Hyaline conidia are uncommon in Trichoderma. Species related to H. poronioidea (Samuels and Lodge 1996), H. pulvinata Fuckel (Rifai and Webster 1966) and H. sulphurea (Schw.) Fr. (Samuels unpublished) produce acremonium-like anamorphs that have hyaline conidia held in drops of clear liquid. These are never formed en mass and never appear white; they are not morphologically pachybasium-like. Bissett (1991a) proposed Trichoderma sect. Hypocreanum Bissett to accommodate them. The H. citrina group of species falls within a large clade that is sister of Pachybasium B5, where they form a subclade (termed "Pachybasium B1" by Kullnig-Gradinger et al 2002) that is sister of several species that have a typical pachybasium-like morphology.

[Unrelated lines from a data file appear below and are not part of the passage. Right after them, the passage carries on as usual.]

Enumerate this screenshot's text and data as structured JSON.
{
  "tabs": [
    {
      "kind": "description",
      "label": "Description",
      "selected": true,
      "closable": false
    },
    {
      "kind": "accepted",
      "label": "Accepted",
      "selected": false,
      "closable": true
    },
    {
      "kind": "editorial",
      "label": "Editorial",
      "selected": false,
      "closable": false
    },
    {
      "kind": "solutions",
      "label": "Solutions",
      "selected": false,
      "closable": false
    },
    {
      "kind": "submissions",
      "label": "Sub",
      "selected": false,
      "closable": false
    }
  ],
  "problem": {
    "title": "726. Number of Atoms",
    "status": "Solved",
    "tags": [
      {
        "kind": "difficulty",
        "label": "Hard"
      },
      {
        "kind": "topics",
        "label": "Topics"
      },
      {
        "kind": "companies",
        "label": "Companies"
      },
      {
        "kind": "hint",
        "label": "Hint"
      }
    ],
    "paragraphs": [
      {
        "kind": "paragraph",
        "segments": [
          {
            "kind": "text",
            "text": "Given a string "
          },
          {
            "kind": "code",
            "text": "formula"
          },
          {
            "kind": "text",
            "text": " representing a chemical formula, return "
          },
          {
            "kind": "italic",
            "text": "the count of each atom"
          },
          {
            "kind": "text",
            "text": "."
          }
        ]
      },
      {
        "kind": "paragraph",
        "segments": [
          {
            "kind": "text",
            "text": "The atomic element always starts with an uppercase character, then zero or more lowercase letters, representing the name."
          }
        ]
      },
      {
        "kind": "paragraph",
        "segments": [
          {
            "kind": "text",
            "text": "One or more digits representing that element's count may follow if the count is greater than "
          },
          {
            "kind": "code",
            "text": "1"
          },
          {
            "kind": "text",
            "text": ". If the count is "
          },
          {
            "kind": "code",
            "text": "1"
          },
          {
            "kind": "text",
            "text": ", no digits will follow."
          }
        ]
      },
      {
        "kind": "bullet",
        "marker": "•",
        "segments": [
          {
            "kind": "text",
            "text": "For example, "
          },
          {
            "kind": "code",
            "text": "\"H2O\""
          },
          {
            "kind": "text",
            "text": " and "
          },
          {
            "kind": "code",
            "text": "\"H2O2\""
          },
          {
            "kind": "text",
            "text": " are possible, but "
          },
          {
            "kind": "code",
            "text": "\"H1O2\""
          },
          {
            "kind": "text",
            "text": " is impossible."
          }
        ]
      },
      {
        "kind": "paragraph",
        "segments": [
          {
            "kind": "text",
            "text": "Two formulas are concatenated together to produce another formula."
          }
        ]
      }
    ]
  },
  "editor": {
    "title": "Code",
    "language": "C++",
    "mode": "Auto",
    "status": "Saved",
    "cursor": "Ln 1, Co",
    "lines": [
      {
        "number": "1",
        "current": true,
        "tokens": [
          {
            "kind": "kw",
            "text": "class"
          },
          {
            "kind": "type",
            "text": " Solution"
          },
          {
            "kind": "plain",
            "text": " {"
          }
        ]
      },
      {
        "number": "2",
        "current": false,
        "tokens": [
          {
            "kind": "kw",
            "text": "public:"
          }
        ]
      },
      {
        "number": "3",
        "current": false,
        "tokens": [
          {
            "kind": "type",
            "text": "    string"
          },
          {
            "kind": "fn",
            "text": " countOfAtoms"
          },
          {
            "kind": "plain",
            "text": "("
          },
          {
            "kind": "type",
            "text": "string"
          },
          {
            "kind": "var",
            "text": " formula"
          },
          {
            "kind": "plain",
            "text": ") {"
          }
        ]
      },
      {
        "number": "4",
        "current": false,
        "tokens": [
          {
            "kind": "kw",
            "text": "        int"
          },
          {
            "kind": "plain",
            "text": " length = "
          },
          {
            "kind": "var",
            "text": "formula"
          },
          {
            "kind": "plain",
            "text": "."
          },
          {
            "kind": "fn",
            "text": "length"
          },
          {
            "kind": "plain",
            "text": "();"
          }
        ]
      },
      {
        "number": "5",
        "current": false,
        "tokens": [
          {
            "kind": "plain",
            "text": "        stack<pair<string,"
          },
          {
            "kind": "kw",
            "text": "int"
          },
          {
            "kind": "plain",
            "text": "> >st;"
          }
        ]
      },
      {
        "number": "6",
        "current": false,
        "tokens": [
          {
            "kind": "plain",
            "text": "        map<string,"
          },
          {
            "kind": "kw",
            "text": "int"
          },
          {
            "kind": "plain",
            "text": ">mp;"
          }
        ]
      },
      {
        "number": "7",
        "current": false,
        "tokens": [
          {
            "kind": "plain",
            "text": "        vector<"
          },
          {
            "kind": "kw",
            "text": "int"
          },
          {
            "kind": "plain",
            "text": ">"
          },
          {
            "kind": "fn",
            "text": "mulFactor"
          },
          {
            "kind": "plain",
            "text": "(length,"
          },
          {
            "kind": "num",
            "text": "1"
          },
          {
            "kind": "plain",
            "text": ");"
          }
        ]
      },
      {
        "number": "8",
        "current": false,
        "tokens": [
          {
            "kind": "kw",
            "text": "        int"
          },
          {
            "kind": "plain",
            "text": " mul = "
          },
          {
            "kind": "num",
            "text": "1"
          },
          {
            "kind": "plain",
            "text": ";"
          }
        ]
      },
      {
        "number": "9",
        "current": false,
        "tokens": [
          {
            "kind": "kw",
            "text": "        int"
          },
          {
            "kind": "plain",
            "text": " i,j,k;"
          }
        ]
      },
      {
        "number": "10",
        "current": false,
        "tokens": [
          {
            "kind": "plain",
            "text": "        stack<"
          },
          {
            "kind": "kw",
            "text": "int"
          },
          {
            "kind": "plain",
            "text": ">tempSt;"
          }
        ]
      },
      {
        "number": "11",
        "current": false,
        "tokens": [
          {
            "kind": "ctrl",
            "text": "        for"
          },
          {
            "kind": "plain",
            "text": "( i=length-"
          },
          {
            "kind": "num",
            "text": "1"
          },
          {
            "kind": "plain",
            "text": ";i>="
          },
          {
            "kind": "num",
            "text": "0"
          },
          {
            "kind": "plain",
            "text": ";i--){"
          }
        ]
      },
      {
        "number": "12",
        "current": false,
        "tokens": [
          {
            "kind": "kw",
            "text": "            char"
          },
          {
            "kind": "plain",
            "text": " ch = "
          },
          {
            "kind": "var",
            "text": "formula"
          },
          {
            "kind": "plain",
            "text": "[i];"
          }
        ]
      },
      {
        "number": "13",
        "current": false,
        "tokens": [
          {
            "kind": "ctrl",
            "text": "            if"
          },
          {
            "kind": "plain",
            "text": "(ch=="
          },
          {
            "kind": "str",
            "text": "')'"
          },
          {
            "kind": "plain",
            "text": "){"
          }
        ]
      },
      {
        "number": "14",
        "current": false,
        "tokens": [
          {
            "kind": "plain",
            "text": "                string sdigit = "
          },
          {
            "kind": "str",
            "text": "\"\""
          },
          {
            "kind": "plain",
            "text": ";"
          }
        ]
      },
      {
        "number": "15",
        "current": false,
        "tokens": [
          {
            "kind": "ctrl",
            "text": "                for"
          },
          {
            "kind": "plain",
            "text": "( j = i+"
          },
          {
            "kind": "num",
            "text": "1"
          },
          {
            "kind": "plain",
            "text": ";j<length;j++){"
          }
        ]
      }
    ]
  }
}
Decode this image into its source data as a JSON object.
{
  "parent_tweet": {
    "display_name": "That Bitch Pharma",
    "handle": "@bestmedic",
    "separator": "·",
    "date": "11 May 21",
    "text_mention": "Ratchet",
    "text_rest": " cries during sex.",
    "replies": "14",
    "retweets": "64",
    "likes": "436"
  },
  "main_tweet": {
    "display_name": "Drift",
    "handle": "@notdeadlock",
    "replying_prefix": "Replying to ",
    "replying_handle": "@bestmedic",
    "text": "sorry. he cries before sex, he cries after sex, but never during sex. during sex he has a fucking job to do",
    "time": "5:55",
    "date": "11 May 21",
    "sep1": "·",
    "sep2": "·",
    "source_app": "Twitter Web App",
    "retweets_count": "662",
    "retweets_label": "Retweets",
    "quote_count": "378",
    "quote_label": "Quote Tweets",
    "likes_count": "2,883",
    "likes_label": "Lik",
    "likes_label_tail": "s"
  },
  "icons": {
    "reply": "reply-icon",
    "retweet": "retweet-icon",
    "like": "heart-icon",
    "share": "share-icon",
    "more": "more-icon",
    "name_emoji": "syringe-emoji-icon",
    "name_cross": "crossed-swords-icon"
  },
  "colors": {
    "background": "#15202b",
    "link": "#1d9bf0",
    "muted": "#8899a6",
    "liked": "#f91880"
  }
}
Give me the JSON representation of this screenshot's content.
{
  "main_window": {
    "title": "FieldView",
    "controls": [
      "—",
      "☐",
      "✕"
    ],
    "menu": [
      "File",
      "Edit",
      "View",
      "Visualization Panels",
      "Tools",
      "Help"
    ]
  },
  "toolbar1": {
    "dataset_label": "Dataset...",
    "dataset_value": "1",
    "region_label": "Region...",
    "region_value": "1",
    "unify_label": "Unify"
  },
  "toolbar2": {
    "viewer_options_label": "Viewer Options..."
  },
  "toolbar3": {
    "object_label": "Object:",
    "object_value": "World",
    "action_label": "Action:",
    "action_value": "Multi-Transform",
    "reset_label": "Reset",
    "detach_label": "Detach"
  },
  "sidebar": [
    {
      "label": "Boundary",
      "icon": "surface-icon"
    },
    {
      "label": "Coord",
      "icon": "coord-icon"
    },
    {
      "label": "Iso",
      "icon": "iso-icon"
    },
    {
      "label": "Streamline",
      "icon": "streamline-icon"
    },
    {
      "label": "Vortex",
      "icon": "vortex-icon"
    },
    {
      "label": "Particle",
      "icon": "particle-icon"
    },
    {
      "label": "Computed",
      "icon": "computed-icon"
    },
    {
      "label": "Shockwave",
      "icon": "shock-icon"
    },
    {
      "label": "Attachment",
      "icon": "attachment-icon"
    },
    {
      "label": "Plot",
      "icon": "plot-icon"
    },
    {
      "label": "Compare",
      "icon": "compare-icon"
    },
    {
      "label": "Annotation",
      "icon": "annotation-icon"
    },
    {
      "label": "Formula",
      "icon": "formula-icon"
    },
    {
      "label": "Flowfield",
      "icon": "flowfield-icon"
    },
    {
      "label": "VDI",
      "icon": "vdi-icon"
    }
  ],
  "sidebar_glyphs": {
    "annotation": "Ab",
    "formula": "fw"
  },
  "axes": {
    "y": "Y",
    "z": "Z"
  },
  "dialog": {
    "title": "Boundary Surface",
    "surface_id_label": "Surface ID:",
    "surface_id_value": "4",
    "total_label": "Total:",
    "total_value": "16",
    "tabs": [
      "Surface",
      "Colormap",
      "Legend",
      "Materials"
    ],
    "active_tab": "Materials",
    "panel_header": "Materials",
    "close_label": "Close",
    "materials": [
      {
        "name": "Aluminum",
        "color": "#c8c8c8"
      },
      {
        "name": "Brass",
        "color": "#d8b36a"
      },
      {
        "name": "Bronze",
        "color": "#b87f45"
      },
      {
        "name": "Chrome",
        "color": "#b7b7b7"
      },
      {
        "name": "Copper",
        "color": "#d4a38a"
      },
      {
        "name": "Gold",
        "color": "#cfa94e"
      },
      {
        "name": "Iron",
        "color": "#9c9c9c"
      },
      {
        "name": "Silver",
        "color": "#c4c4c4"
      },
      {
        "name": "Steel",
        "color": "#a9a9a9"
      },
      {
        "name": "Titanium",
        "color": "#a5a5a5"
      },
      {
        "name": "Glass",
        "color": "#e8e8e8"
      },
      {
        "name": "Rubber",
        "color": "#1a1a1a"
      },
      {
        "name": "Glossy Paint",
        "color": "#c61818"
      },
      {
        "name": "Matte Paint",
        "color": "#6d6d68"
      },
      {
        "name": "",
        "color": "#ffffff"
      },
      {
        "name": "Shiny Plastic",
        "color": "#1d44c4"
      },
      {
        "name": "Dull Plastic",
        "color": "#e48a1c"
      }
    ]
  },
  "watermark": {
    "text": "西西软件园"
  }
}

Hypocrea poronioidea produces a green-conidial Trichoderma in addition to the hyaline-conidial, acremonium-like synanamorph. The phylogenetic position of H. poronioidea is not known. Samuels and Lodge (1996) suggested that these acremonium-like anamorphs could be spermatial because species of the H. citrina group and H. poronioidea form stromata in culture and incipient stromata of H. poronioidea are associated with such conidia in culture.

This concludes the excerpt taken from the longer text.